Pritchard went 1/2 to set up a 1-point lead. Arizona coughed up the ball on the next possession, but so did Oregon off the inbound pass. Arizona quickly converted the turnover but Richardson responded just as quickly on the other end.

If possible, the game descended deeper into chaos. Arizona’s Nnaji was trapped in the corner and his pass was intercepted by Pritchard, who landed out of bounds while he was still touching the ball.

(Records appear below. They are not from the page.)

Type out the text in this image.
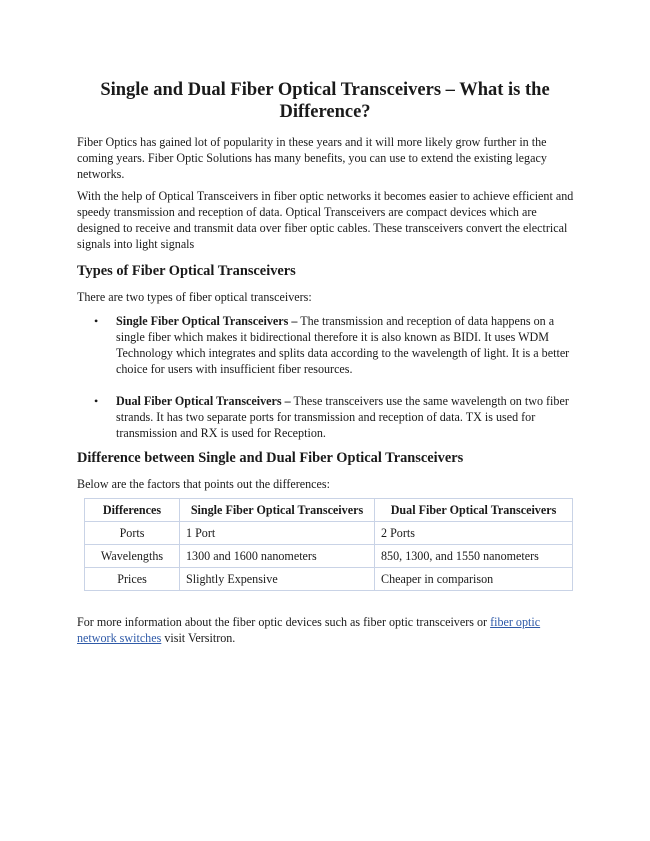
Single and Dual Fiber Optical Transceivers – What is the Difference?

Fiber Optics has gained lot of popularity in these years and it will more likely grow further in the coming years. Fiber Optic Solutions has many benefits, you can use to extend the existing legacy networks.

With the help of Optical Transceivers in fiber optic networks it becomes easier to achieve efficient and speedy transmission and reception of data. Optical Transceivers are compact devices which are designed to receive and transmit data over fiber optic cables. These transceivers convert the electrical signals into light signals

Types of Fiber Optical Transceivers

There are two types of fiber optical transceivers:

• Single Fiber Optical Transceivers – The transmission and reception of data happens on a single fiber which makes it bidirectional therefore it is also known as BIDI. It uses WDM Technology which integrates and splits data according to the wavelength of light. It is a better choice for users with insufficient fiber resources.

• Dual Fiber Optical Transceivers – These transceivers use the same wavelength on two fiber strands. It has two separate ports for transmission and reception of data. TX is used for transmission and RX is used for Reception.

Difference between Single and Dual Fiber Optical Transceivers

Below are the factors that points out the differences:

Differences	Single Fiber Optical Transceivers	Dual Fiber Optical Transceivers
Ports	1 Port	2 Ports
Wavelengths	1300 and 1600 nanometers	850, 1300, and 1550 nanometers
Prices	Slightly Expensive	Cheaper in comparison

For more information about the fiber optic devices such as fiber optic transceivers or fiber optic network switches visit Versitron.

Arizona looked to score with 10 seconds left and no timeouts remaining, but Mannion’s ill-advised runner was deflected out of bounds by the Ducks. Wildcat ball, 2 seconds left. The final inbound pass was dropped and a thrilling game ended with a 74-73 scoreline in favor of the Ducks.

Final Lines and Thoughts


  • P. Pritchard – 18pts, 7reb, 6ast, 3stl, 4TO on 6/21 FG, 3/11 3pt
  • W. Richardson – 21pts, 5reb, 4ast on 7/16 FG, 5/5 FT, 2/4 3pt
  • C. Duarte – 17pts, 8reb, 2ast on 5/10 FG, 6/6FT, 1/3 3pt
  • N. Dante – 10pts, 5reb, 2blk on 5/6 FG


  • N. Mannion – 20pts, 3reb, 3ast, 6TO on 9/17 FG, 1/3 3pt
  • Z. Nnaji – 11pts, 14reb, 2 blk on 3/8 FG, 5/8 FT
  • J. Green – 17pts, 5reb on 7/11 FG, 2/4 3pt
  • D. Smith – 11pts, 3reb, 3TO on 4/9 FG, 3/4 3pt

This was a monumental win for Oregon in the following ways:

  • Protecting home court
  • Proving they can win when Pritchard is off by having other guys step up
  • Staying afloat in a very good Pac-12 conference

If the Ducks keep up this kind of effort for a full game, we can fully expect them to be making deep runs in the Pac-12 Tournament and Big Dance at the end of the season. Mind you, they started very slowly in this game, and Arizona had the chance to blow the doors off in the first half.

Beating Arizona is also fun because of what it represents; Oregon is now 9-6 against Arizona in head-to-head matchups since Arizona’s 6-game win streak from 2008-2011. The torch is slowly being passed from Sean Miller to Dana Altman in the Conference of Champions, and this win continued that trend.